Megan Mayhew Bergman è una figlia del Sud americano trapiantata nel New England. Del bacino culturale d’origine conserva una particolare attitudine all’universo pastorale e naturalistico, che si declina in Paradisi minori in modo assolutamente originale: ciascuna delle storie, in maniera incidentale o meno, ruota attorno alla presenza del regno animale nella vita umana. Che siano usati come metro di paragone per i rapporti sociali e affettivi sempre complicati che Bergman mette in scena o come concreta presenza attoriale, gli animali in questo libro rubano spesso la scena alle protagoniste tormentate che lo animano.

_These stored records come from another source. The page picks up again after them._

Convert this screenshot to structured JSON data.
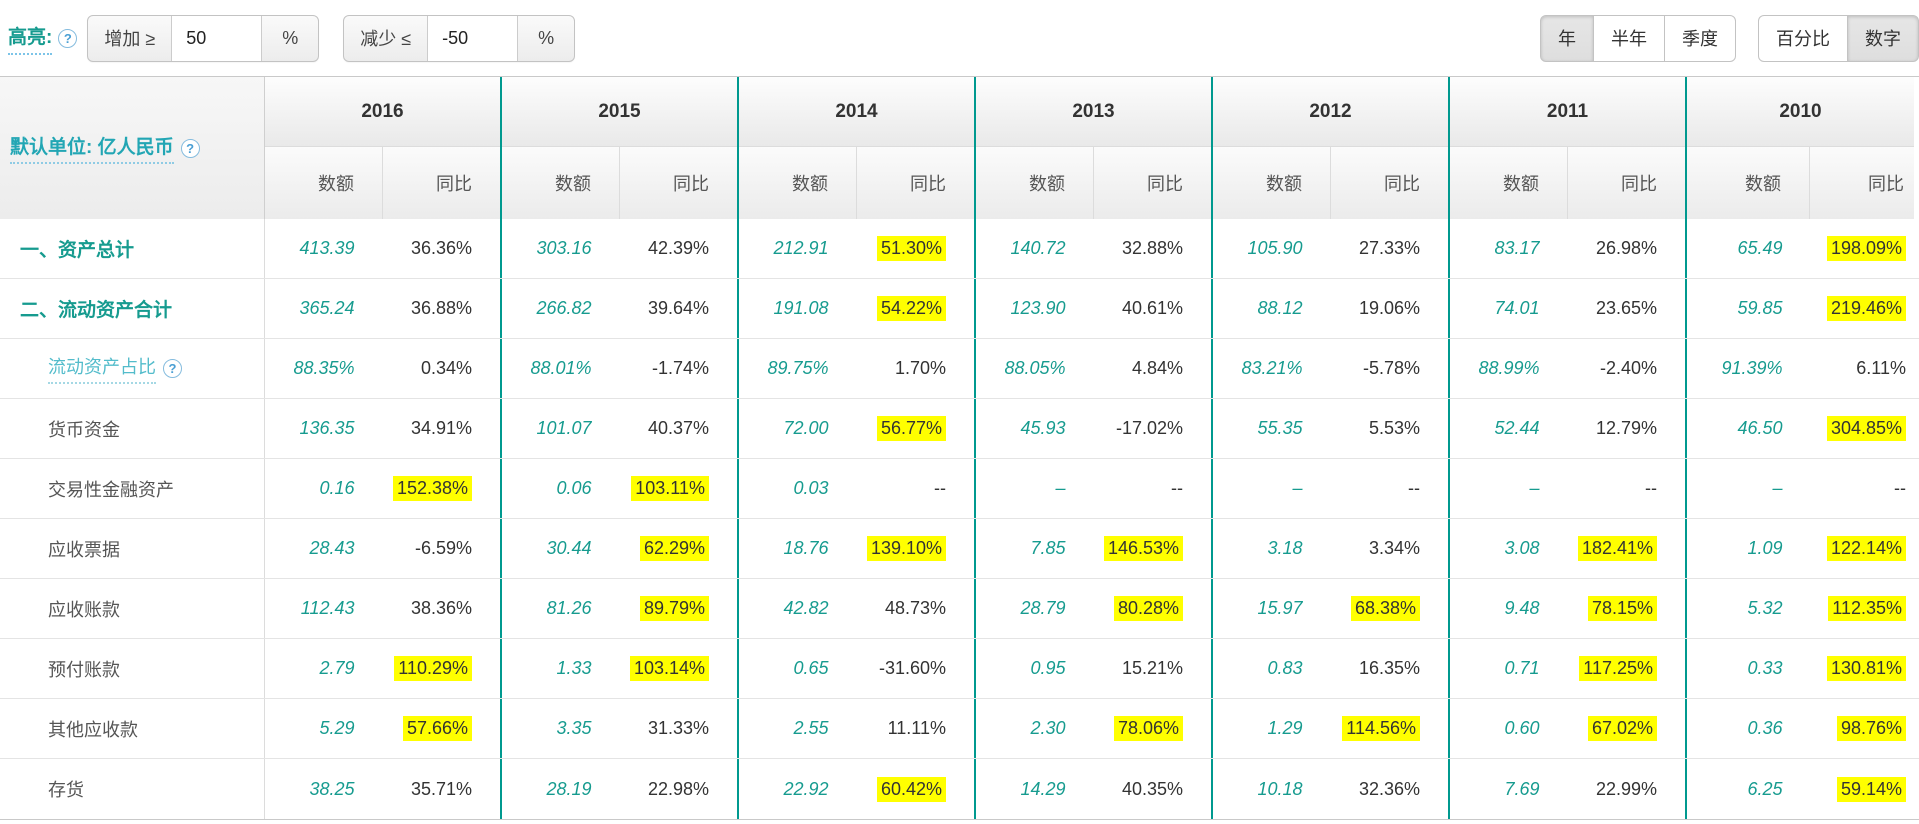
{
  "toolbar": {
    "highlight_label": "高亮:",
    "increase_label": "增加 ≥",
    "increase_value": "50",
    "decrease_label": "减少 ≤",
    "decrease_value": "-50",
    "percent_suffix": "%",
    "period_buttons": [
      {
        "label": "年",
        "active": true
      },
      {
        "label": "半年",
        "active": false
      },
      {
        "label": "季度",
        "active": false
      }
    ],
    "format_buttons": [
      {
        "label": "百分比",
        "active": false
      },
      {
        "label": "数字",
        "active": true
      }
    ],
    "help_icon_glyph": "?"
  },
  "table": {
    "unit_label": "默认单位: 亿人民币",
    "years": [
      "2016",
      "2015",
      "2014",
      "2013",
      "2012",
      "2011",
      "2010"
    ],
    "subheaders": {
      "amount": "数额",
      "yoy": "同比"
    },
    "rows": [
      {
        "label": "一、资产总计",
        "type": "section",
        "cells": [
          {
            "a": "413.39",
            "y": "36.36%",
            "hl": false
          },
          {
            "a": "303.16",
            "y": "42.39%",
            "hl": false
          },
          {
            "a": "212.91",
            "y": "51.30%",
            "hl": true
          },
          {
            "a": "140.72",
            "y": "32.88%",
            "hl": false
          },
          {
            "a": "105.90",
            "y": "27.33%",
            "hl": false
          },
          {
            "a": "83.17",
            "y": "26.98%",
            "hl": false
          },
          {
            "a": "65.49",
            "y": "198.09%",
            "hl": true
          }
        ]
      },
      {
        "label": "二、流动资产合计",
        "type": "section",
        "cells": [
          {
            "a": "365.24",
            "y": "36.88%",
            "hl": false
          },
          {
            "a": "266.82",
            "y": "39.64%",
            "hl": false
          },
          {
            "a": "191.08",
            "y": "54.22%",
            "hl": true
          },
          {
            "a": "123.90",
            "y": "40.61%",
            "hl": false
          },
          {
            "a": "88.12",
            "y": "19.06%",
            "hl": false
          },
          {
            "a": "74.01",
            "y": "23.65%",
            "hl": false
          },
          {
            "a": "59.85",
            "y": "219.46%",
            "hl": true
          }
        ]
      },
      {
        "label": "流动资产占比",
        "type": "ratio",
        "has_help": true,
        "cells": [
          {
            "a": "88.35%",
            "y": "0.34%",
            "hl": false
          },
          {
            "a": "88.01%",
            "y": "-1.74%",
            "hl": false
          },
          {
            "a": "89.75%",
            "y": "1.70%",
            "hl": false
          },
          {
            "a": "88.05%",
            "y": "4.84%",
            "hl": false
          },
          {
            "a": "83.21%",
            "y": "-5.78%",
            "hl": false
          },
          {
            "a": "88.99%",
            "y": "-2.40%",
            "hl": false
          },
          {
            "a": "91.39%",
            "y": "6.11%",
            "hl": false
          }
        ]
      },
      {
        "label": "货币资金",
        "type": "item",
        "cells": [
          {
            "a": "136.35",
            "y": "34.91%",
            "hl": false
          },
          {
            "a": "101.07",
            "y": "40.37%",
            "hl": false
          },
          {
            "a": "72.00",
            "y": "56.77%",
            "hl": true
          },
          {
            "a": "45.93",
            "y": "-17.02%",
            "hl": false
          },
          {
            "a": "55.35",
            "y": "5.53%",
            "hl": false
          },
          {
            "a": "52.44",
            "y": "12.79%",
            "hl": false
          },
          {
            "a": "46.50",
            "y": "304.85%",
            "hl": true
          }
        ]
      },
      {
        "label": "交易性金融资产",
        "type": "item",
        "cells": [
          {
            "a": "0.16",
            "y": "152.38%",
            "hl": true
          },
          {
            "a": "0.06",
            "y": "103.11%",
            "hl": true
          },
          {
            "a": "0.03",
            "y": "--",
            "hl": false
          },
          {
            "a": "–",
            "y": "--",
            "hl": false
          },
          {
            "a": "–",
            "y": "--",
            "hl": false
          },
          {
            "a": "–",
            "y": "--",
            "hl": false
          },
          {
            "a": "–",
            "y": "--",
            "hl": false
          }
        ]
      },
      {
        "label": "应收票据",
        "type": "item",
        "cells": [
          {
            "a": "28.43",
            "y": "-6.59%",
            "hl": false
          },
          {
            "a": "30.44",
            "y": "62.29%",
            "hl": true
          },
          {
            "a": "18.76",
            "y": "139.10%",
            "hl": true
          },
          {
            "a": "7.85",
            "y": "146.53%",
            "hl": true
          },
          {
            "a": "3.18",
            "y": "3.34%",
            "hl": false
          },
          {
            "a": "3.08",
            "y": "182.41%",
            "hl": true
          },
          {
            "a": "1.09",
            "y": "122.14%",
            "hl": true
          }
        ]
      },
      {
        "label": "应收账款",
        "type": "item",
        "cells": [
          {
            "a": "112.43",
            "y": "38.36%",
            "hl": false
          },
          {
            "a": "81.26",
            "y": "89.79%",
            "hl": true
          },
          {
            "a": "42.82",
            "y": "48.73%",
            "hl": false
          },
          {
            "a": "28.79",
            "y": "80.28%",
            "hl": true
          },
          {
            "a": "15.97",
            "y": "68.38%",
            "hl": true
          },
          {
            "a": "9.48",
            "y": "78.15%",
            "hl": true
          },
          {
            "a": "5.32",
            "y": "112.35%",
            "hl": true
          }
        ]
      },
      {
        "label": "预付账款",
        "type": "item",
        "cells": [
          {
            "a": "2.79",
            "y": "110.29%",
            "hl": true
          },
          {
            "a": "1.33",
            "y": "103.14%",
            "hl": true
          },
          {
            "a": "0.65",
            "y": "-31.60%",
            "hl": false
          },
          {
            "a": "0.95",
            "y": "15.21%",
            "hl": false
          },
          {
            "a": "0.83",
            "y": "16.35%",
            "hl": false
          },
          {
            "a": "0.71",
            "y": "117.25%",
            "hl": true
          },
          {
            "a": "0.33",
            "y": "130.81%",
            "hl": true
          }
        ]
      },
      {
        "label": "其他应收款",
        "type": "item",
        "cells": [
          {
            "a": "5.29",
            "y": "57.66%",
            "hl": true
          },
          {
            "a": "3.35",
            "y": "31.33%",
            "hl": false
          },
          {
            "a": "2.55",
            "y": "11.11%",
            "hl": false
          },
          {
            "a": "2.30",
            "y": "78.06%",
            "hl": true
          },
          {
            "a": "1.29",
            "y": "114.56%",
            "hl": true
          },
          {
            "a": "0.60",
            "y": "67.02%",
            "hl": true
          },
          {
            "a": "0.36",
            "y": "98.76%",
            "hl": true
          }
        ]
      },
      {
        "label": "存货",
        "type": "item",
        "cells": [
          {
            "a": "38.25",
            "y": "35.71%",
            "hl": false
          },
          {
            "a": "28.19",
            "y": "22.98%",
            "hl": false
          },
          {
            "a": "22.92",
            "y": "60.42%",
            "hl": true
          },
          {
            "a": "14.29",
            "y": "40.35%",
            "hl": false
          },
          {
            "a": "10.18",
            "y": "32.36%",
            "hl": false
          },
          {
            "a": "7.69",
            "y": "22.99%",
            "hl": false
          },
          {
            "a": "6.25",
            "y": "59.14%",
            "hl": true
          }
        ]
      }
    ]
  },
  "colors": {
    "accent_teal_text": "#169b8f",
    "ratio_label_teal": "#53bccb",
    "year_divider_teal": "#00998f",
    "highlight_yellow": "#ffff00",
    "yoy_text": "#333333",
    "label_text": "#555555"
  }
}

Una gioia per qualsiasi lettura di stampo ecocritico, Paradisi minori è anche un libro decisamente post-umano; meglio, non-antropocentrico, ottica confermata dal titolo originale, Birds of a Lesser Paradise (uccelli di un paradiso minore). Tra la storia di una figlia che cerca la voce della madre deceduta nel pappagallo che questa possedeva, e una coppia di ambientalisti fondamentalisti favorevoli al cosciente annientamento della razza umana tramite la rinuncia alla riproduzione che scopre di aspettare un bambino, è sempre il contatto con la dimensione più primitiva e animale dell’animo umano a fornire il sottotesto alla narrativa.
“Procederemo ora a esaminare in maggior dettaglio il principio della Lotta per l’Esistenza”, annuncia Darwin dall’epigrafe, promessa mantenuta in ciascuno dei racconti successivi, nei quali assistiamo alle piccole ma significative ordalie dei personaggi (quasi esclusivamente femminili), tutti impegnati ad affermare, nel bene e nel male, il loro posto all’interno degli equilibri della biosfera. La monotonia degli intrecci è in fondo giustificata proprio da questo palinsesto archetipico, e non credo sia azzardato considerare Paradisi minori come una serie di variazioni su un tema principale.
Più che musicale, però, la struttura del libro è, ancora una volta, debitrice alla biologia – è come se ciascuno dei racconti fosse un capitolo di uno studio scientifico dedicato all’etologia delle diverse possibilità offerte all’animale-uomo. Nella rassegna di dubbi, dolori e frustrazioni che accompagnano il libro, una forte componente sentimentale indica però sempre nell’amore (declinato in ogni sua possibile forma) l’unica via verso il conseguimento di un livello di coscienza superiore che, coniugando l’individuo e la specie (le specie, forse) riesca a ristabilire lo sguardo olistico tipico della visione pastorale del Sud degli Stati Uniti e di forme più primitive di socialità. Una tassonomia della vita contemporanea che, rispecchiandosi nell’alterità animale, si redime attraverso l’amore feroce ma spesso incondizionato di quest’ultima.